61. Mark Lemongello, 1976-1979 (Astros/Blue Jays)
Mark Lemongello’s career was short and mediocre. As a starting pitcher for the Astros and Blue Jays in the late 1970s, Lemongello showed flashes of both promise—decent ERA, a near no-hitter— and insanity—attacking fans, asking if Canadians “spoke American.” It was a few years after his career ended that things got interesting. With the help of ex-teammate Manny Seaone, Lemongello kidnapped his cousins Mark and Peter and robbed them of tens of thousands of dollars. Mark Lemongello was a professional bowler, Peter Lemongello an Italian-style crooner who sold millions of records in 1976 via direct advertising on television. Rumor and various unreliable blog sources have Lemongello as wandering the country, remaining one step ahead of his family and regular daily life.
68. Ray Oyler, 1965-1970 (Tigers/Seattle Pilots/Angels)

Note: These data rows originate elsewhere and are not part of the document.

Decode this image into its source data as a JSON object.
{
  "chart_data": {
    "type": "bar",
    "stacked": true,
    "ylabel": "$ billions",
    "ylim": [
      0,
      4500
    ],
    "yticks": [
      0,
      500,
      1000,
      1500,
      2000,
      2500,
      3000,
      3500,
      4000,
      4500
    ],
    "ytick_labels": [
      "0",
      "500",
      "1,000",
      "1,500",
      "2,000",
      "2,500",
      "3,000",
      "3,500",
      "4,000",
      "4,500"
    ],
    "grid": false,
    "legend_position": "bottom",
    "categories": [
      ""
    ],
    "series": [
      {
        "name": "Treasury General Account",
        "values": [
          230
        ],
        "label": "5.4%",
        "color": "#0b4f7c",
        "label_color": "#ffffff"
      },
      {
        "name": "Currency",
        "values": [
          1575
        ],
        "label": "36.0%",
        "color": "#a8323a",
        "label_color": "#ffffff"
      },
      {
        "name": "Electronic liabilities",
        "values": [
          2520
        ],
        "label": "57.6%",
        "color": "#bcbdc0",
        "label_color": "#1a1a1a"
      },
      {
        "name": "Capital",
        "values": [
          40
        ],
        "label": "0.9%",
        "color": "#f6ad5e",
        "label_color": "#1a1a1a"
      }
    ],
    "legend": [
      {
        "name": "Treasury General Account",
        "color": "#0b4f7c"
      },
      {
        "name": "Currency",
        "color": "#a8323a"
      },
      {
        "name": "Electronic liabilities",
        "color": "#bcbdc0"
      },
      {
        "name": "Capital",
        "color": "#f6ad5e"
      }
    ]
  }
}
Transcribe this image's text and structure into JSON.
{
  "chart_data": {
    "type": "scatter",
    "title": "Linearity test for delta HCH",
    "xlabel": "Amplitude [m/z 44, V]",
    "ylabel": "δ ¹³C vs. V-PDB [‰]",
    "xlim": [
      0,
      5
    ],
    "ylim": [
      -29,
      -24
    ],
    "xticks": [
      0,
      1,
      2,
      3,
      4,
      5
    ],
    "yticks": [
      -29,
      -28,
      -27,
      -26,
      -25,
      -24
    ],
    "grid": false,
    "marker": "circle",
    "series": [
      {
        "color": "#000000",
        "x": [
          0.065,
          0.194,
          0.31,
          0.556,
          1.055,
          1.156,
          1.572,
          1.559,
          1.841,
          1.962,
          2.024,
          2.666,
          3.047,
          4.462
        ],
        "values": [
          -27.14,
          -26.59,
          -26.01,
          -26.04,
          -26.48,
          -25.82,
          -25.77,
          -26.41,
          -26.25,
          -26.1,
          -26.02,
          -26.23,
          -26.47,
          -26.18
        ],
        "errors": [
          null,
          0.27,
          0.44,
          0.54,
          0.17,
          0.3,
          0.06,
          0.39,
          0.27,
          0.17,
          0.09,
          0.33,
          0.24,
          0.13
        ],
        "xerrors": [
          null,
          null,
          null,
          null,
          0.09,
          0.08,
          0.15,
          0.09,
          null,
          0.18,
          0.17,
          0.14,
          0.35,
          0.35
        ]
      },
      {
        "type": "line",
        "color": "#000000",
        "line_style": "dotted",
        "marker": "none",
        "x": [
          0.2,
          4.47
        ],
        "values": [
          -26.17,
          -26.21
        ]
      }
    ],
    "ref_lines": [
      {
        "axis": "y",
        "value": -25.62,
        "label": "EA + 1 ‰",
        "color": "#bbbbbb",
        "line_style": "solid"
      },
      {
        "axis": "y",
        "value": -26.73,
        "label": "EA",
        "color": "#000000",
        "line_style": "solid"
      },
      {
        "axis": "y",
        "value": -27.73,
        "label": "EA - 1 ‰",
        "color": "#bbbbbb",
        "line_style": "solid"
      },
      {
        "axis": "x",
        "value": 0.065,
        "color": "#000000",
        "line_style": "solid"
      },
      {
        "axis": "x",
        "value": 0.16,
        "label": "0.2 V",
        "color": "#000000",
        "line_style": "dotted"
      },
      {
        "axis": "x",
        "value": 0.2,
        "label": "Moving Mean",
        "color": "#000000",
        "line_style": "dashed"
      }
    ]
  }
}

Ray Oyler was one of the worst baseball hitters of the modern era. He batted just .175 in his career and through the work of a clever disc jockey became a mascot for the futility of the short-lived Seattle Pilots. Over 15,000 Seattleites joined the “Ray Oyler S.O.C.I.T.TO.M.E .300 Club.” The acronym stood for “slugger Oyler can, in time, top our manager’s estimate” by hitting .300. Oyler never did, but his .165 average with the Pilots in 1969 was thirty points better than his previous season. After going “0 for August” for the 1968 Tigers, Oyler was yanked from his starting shortstop role shortly before the World Series in favor of an outfielder, Mickey Stanley, who had never played the position before. The Tigers won the World Series in seven games, partly because Ray Oyler didn’t get a single at-bat.